COLUMBUS, Ohio (WCMH) — Those who feel they’ve been wrongly convicted of a crime will soon be able to appeal their case to the Franklin County prosecutor’s office.

It’s called a Conviction Integrity Unit (CIU), and the prosecutor’s office and local justices said it’s a necessary addition to their agency.

“We do want to put those policies and procedures in place, that way everything that we do is done right,” said Kayla Merchant, the public information officer at the Franklin County prosecutor’s office.

The unit is funded through a $551,727 grant from the Department of Justice and Franklin County Commissioners.

“We are now able to be one of the first 100 prosecutor or district attorney offices in the country to have a CIU,” Merchant said.

Under the program, people will be able to appeal to the prosecutor’s office if new evidence or information comes to light in a case. Then the office will allocate resources toward investigating and determining whether the person was wrongfully convicted.
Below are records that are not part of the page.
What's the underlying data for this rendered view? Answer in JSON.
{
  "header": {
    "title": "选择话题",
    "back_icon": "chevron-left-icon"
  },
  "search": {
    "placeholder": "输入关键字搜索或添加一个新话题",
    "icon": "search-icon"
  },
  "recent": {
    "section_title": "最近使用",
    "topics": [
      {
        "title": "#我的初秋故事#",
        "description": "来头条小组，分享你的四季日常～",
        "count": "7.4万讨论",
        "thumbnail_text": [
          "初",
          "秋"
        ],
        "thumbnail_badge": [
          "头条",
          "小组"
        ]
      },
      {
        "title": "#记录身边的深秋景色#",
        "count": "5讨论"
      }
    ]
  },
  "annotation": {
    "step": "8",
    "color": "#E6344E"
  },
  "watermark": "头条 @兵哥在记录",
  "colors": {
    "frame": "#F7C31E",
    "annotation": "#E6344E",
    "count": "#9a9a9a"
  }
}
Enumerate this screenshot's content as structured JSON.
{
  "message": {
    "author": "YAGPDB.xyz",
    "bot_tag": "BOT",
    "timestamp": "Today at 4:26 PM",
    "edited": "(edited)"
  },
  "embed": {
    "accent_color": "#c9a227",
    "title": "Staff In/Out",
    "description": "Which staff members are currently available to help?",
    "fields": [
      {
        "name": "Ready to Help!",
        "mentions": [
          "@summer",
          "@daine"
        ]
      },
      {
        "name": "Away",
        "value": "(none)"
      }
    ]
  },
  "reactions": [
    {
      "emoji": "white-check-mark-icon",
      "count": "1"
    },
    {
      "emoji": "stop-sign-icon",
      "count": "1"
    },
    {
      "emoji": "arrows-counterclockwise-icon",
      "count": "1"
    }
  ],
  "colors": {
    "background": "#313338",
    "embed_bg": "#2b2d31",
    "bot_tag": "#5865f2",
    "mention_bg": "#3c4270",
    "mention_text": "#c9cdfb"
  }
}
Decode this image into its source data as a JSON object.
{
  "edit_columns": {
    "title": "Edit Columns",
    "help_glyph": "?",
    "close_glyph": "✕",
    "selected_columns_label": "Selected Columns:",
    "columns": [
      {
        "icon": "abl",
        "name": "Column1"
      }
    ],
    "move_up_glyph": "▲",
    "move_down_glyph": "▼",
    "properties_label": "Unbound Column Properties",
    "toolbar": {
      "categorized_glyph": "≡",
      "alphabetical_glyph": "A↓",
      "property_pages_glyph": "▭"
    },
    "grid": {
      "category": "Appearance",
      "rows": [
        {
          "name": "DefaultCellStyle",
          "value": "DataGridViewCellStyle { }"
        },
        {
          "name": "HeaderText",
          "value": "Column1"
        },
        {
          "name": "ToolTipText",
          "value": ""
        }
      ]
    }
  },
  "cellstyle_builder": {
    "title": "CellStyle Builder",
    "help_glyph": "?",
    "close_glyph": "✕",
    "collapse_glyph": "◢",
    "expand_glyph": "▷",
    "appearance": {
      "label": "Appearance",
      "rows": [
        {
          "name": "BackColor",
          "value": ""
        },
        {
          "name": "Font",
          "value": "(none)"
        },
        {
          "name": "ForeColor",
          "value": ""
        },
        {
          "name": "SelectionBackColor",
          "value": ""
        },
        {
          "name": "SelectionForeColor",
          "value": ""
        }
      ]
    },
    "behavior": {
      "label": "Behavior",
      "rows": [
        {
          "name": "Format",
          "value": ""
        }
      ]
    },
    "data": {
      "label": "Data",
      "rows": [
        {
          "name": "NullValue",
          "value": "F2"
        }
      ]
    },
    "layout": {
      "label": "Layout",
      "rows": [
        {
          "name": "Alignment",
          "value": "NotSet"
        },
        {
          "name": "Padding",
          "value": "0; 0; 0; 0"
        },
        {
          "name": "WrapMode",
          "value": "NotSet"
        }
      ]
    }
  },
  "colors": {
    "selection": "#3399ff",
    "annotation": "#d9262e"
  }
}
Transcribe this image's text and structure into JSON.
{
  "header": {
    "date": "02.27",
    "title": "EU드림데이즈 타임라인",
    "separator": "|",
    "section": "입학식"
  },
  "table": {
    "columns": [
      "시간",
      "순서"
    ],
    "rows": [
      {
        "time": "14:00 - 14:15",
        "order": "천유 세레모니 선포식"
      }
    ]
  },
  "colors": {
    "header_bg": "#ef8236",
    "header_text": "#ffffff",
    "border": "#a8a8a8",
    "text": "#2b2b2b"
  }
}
“This unit will assist us in processing those petitions if there are credible bases for relief that the court may not see,” said Judge Kimberly Cocroft, with the Franklin County Court of Common Pleas.

Cocroft said the unit will be an essential part of cases moving forward, because it provides checks and balances on the criminal justice system, holding those in positions of power accountable.

“Anything that can be done to assure the public that judges, that prosecutors, that law enforcement personnel, are taking these matters seriously, I think that it’s an important tool that we need to use as readily and as frequently as we can,” Cocroft said.

The conviction integrity unit plans to take on cases later this year, but the prosecutor’s office said they don’t expect to fully get off the ground until 2023.